Dance music has long been the default mode of European pop, and in the last few years American stars have caught up sonically. But the more interesting aspect might be the sweep of festivals like Electric Daisy (which played in Las Vegas this year to bigger daily crowds than Coachella) and young artists like Skrillex and Deadmau5, who became amphitheater-filling stars. Kaskade’s Marquee residency heralded not just a major artist growing his reputation but an entire business model in which dance music is a self-sufficient entertainment attraction in the U.S.
“He was a top priority for us to join the DNA of what Marquee was all about,” said Jason Strauss, co-founder of Strategic Hospitality Group, which manages Marquee and other popular Las Vegas and New York clubs including Tao, Avenue and Lavo.
Marquee, which opened in January, invested $3 million in an LED screen to showcase visuals for Kaskade’s sets, which regularly sold out its 3,000-guest capacity and became an international destination.

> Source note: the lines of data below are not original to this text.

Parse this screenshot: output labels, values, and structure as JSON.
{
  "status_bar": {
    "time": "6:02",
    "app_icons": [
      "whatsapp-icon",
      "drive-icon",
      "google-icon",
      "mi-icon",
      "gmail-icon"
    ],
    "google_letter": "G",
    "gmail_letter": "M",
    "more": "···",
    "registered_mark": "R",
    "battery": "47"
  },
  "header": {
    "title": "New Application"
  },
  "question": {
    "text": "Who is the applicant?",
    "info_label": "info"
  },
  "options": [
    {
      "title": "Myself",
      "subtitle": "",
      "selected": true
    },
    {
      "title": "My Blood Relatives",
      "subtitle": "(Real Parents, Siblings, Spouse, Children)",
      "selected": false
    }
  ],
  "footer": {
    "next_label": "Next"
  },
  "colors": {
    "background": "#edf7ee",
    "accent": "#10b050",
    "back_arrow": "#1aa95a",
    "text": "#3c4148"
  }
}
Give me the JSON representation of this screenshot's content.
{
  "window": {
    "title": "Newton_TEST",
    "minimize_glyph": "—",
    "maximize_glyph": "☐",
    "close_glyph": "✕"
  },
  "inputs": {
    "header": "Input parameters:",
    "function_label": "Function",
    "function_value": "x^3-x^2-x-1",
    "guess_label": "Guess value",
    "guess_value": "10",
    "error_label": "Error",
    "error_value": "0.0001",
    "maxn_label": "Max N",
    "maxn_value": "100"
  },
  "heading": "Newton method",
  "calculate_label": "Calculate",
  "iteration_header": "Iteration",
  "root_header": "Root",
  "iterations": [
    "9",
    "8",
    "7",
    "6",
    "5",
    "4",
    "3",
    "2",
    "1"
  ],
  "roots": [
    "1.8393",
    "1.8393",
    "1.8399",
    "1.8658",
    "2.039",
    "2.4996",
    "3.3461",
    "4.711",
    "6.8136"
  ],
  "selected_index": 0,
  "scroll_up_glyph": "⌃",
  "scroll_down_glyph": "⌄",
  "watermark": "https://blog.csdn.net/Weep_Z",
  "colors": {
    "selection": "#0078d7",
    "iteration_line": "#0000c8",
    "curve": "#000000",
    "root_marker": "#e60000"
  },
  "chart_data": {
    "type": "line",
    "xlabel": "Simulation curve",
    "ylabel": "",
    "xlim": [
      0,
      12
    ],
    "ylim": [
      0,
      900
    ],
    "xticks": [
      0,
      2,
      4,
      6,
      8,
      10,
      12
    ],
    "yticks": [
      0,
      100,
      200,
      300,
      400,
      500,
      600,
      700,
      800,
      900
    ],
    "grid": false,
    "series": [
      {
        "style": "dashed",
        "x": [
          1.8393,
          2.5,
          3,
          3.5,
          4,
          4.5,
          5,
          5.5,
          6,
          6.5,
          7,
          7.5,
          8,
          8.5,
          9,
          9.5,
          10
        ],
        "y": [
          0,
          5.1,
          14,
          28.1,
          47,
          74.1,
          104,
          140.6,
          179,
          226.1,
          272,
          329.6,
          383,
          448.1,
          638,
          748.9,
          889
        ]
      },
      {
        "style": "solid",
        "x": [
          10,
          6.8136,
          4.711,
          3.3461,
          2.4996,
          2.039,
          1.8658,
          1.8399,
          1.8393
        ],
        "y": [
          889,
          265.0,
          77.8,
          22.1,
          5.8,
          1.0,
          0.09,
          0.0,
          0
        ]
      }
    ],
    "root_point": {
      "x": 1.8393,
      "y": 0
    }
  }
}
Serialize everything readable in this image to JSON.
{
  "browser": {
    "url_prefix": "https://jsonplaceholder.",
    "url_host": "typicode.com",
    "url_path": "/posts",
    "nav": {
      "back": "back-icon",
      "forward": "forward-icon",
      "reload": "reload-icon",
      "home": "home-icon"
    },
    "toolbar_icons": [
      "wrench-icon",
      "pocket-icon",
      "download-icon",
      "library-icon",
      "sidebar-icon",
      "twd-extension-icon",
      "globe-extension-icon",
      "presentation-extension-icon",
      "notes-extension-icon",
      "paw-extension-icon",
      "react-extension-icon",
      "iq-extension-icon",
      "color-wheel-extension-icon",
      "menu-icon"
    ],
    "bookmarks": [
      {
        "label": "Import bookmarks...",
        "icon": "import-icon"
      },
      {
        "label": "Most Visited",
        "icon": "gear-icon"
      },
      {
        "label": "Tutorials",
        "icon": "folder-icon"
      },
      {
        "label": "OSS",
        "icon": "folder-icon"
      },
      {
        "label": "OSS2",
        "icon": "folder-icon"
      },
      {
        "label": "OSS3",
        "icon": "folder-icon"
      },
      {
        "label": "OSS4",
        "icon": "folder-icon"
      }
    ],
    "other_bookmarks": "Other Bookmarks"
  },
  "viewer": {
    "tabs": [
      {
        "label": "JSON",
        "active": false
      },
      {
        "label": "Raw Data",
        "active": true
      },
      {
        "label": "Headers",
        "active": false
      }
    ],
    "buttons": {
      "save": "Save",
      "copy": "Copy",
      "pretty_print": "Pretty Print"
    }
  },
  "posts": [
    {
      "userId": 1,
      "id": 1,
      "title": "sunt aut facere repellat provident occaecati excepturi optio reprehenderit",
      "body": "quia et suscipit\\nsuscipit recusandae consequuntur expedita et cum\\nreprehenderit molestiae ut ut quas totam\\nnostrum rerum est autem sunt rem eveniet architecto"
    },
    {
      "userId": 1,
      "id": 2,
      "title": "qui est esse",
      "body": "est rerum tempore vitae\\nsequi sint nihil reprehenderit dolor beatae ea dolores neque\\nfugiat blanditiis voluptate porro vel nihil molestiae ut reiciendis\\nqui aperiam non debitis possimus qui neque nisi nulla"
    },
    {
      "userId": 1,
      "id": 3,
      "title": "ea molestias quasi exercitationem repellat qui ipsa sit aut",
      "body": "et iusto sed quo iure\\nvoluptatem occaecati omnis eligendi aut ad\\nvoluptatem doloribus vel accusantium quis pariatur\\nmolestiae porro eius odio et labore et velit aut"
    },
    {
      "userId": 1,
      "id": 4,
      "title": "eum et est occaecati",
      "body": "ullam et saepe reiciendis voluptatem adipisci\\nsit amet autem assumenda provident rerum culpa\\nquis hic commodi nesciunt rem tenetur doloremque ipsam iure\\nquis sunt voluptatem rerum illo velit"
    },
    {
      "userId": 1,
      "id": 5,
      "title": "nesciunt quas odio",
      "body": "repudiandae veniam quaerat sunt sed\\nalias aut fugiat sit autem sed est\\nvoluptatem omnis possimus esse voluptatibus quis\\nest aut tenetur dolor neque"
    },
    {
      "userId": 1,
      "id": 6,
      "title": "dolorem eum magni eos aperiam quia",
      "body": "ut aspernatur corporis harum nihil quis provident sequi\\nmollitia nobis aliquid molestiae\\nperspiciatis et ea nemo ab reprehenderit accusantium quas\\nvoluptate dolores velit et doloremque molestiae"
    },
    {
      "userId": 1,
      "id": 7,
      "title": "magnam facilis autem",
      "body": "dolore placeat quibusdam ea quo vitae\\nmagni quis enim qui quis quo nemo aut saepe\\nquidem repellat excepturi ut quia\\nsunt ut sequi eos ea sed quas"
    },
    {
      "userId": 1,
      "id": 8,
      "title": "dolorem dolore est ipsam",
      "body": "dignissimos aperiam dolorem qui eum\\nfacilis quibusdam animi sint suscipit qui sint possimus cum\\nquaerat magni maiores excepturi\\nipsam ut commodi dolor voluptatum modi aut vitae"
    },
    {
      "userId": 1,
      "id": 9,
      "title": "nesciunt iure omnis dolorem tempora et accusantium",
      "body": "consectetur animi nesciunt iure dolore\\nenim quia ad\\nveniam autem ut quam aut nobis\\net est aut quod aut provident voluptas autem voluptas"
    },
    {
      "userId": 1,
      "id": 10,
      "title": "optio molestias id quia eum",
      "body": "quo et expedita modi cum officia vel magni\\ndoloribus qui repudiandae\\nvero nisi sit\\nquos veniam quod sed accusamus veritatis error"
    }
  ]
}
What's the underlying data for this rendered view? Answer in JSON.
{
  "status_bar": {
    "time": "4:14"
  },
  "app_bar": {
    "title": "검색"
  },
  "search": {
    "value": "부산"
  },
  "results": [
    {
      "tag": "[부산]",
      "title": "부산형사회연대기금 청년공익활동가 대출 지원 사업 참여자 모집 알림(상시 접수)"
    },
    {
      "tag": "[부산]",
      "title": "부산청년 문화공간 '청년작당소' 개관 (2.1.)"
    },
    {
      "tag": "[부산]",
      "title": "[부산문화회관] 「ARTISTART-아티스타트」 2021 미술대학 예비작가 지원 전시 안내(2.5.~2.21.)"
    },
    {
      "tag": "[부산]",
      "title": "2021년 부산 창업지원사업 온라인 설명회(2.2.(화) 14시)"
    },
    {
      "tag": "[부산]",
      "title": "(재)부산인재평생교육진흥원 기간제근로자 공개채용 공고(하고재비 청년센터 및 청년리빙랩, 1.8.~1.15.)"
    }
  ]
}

Strauss notes the sex appeal of a Kaskade set, citing his singles’ sultry vocals and his “fierce female fan loyalty.” Promoters know that where the women go, money follows. Thus, Raddon can now reportedly demand up to $200,000 a night for tour dates, which require few of the logistical trappings and financial outlays of a touring rock band.
But what about that mission? Dance music is America’s most important new sound and scene, but it’s also still battling a rowdy reputation. The kind it might take a God-fearing, bass-dropping teetotaler to undo.
“It’s still shocking to me to see this acceptance,” he says of electronica’s popularity. “I love this music so much, and I didn’t think this day was coming.”